Dr. Jalal Bagherli, CEO of Dialog Semiconductor, said: “This acquisition will sustainably enhance our position in the Industrial Internet of Things market. Adesto’s strong capabilities in connectivity solutions and highly optimized products for building and industrial automation perfectly complement and expand our Industrial Internet of Things portfolio from our recent acquisition of Creative Chips. Adesto’s deep customer relationships, comprehensive system technology expertise and proprietary technologies will bring even greater value to Dialog’s customers.”
“By combining the best-in-class technologies of Dialog and Adesto, we will create unique IIoT solutions for today’s increasingly connected world,” said Narbeh Derhacobian, CEO of Adesto. “We are very excited to join Dialog and bring even more value to our combined customer base.”

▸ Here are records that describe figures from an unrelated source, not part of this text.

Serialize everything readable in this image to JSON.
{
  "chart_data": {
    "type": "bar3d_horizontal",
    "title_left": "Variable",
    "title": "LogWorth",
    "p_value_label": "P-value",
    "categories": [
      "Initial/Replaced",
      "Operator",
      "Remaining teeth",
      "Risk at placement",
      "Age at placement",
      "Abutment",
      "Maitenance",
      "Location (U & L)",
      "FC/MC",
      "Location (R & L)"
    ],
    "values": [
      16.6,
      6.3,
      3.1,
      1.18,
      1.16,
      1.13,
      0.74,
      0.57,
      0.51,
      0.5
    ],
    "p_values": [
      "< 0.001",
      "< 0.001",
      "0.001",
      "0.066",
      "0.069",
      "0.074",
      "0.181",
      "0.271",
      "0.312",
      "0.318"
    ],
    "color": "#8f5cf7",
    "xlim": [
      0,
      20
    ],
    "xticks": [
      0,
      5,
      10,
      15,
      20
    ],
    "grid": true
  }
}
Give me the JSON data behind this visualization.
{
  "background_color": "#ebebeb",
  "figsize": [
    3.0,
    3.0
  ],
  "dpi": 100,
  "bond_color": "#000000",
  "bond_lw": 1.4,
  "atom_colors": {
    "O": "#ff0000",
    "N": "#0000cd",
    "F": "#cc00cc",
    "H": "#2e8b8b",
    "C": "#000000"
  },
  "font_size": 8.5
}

Advantages of the Acquisition
Bringing Dialog and Adesto together brings complementary product portfolios and enables cross-selling to a broad customer base serving growing applications in the industrial market.
Combination of the two companies:
The deal will expand Dialog’s IIoT capabilities by combining industrial connectivity, smart metering and building automation solutions to reach more than 5,000 customer companies, most of which are new to Dialog.
Dialog's wireless product portfolio (BLE, Wi-Fi) will complement Adesto's industrial wired connectivity product portfolio to better serve smart buildings and industrial applications. Cloud connectivity will further differentiate Dialog's existing industrial solutions.
By combining Adesto’s low-power application-specific memory products with Dialog’s BLE and Wi-Fi wireless connectivity technologies and True Wireless Stereo (TWS) audio ICs, a complete system solution is created for wearables, hearables and other IoT applications.
By leveraging Dialog’s proven automotive-grade production and test processes, Adesto’s specialized memory products will unlock future growth in the automotive market and in the emerging, fast-growing field of artificial intelligence (AI).
It adds engineering capabilities and design scale to Dialog, further expanding Dialog's existing custom IC business and making Dialog one of the largest custom analog mixed-signal semiconductor suppliers.
Transaction Structure and Terms
Dialog will acquire all outstanding shares of Adesto for $12.55 per share in cash, representing an enterprise value of approximately $500 million. The acquisition will be funded from Dialog's balance sheet.
After the completion of the acquisition, it is expected to be accretive to Dialog's earnings per share (EPS) in the first calendar year. And in the first calendar year after the completion of the acquisition, Dialog expects to achieve approximately $20 million in annual cost synergies in the combined company. Based on the complementary product portfolios and technologies of the two companies, Dialog expects to have considerable additional revenue synergies. Adesto expects revenue of approximately $118 million in fiscal 2019 and expects to continue to grow revenue in the next few years.
The transaction is expected to close in the third quarter of 2020, subject to regulatory approvals and customary closing conditions.
Adesto's Board of Directors has unanimously approved the transaction and recommends that Adesto's stockholders vote in favor of the transaction, and Adesto's directors and executive management have agreed to vote in favor of the transaction.
Hogan Lovells served as Dialog’s legal advisor and BMO Capital Markets served as its financial advisor. Fenwick & West LLP served as Adesto’s legal advisor and Cowen & Company, LLC served as its financial advisor.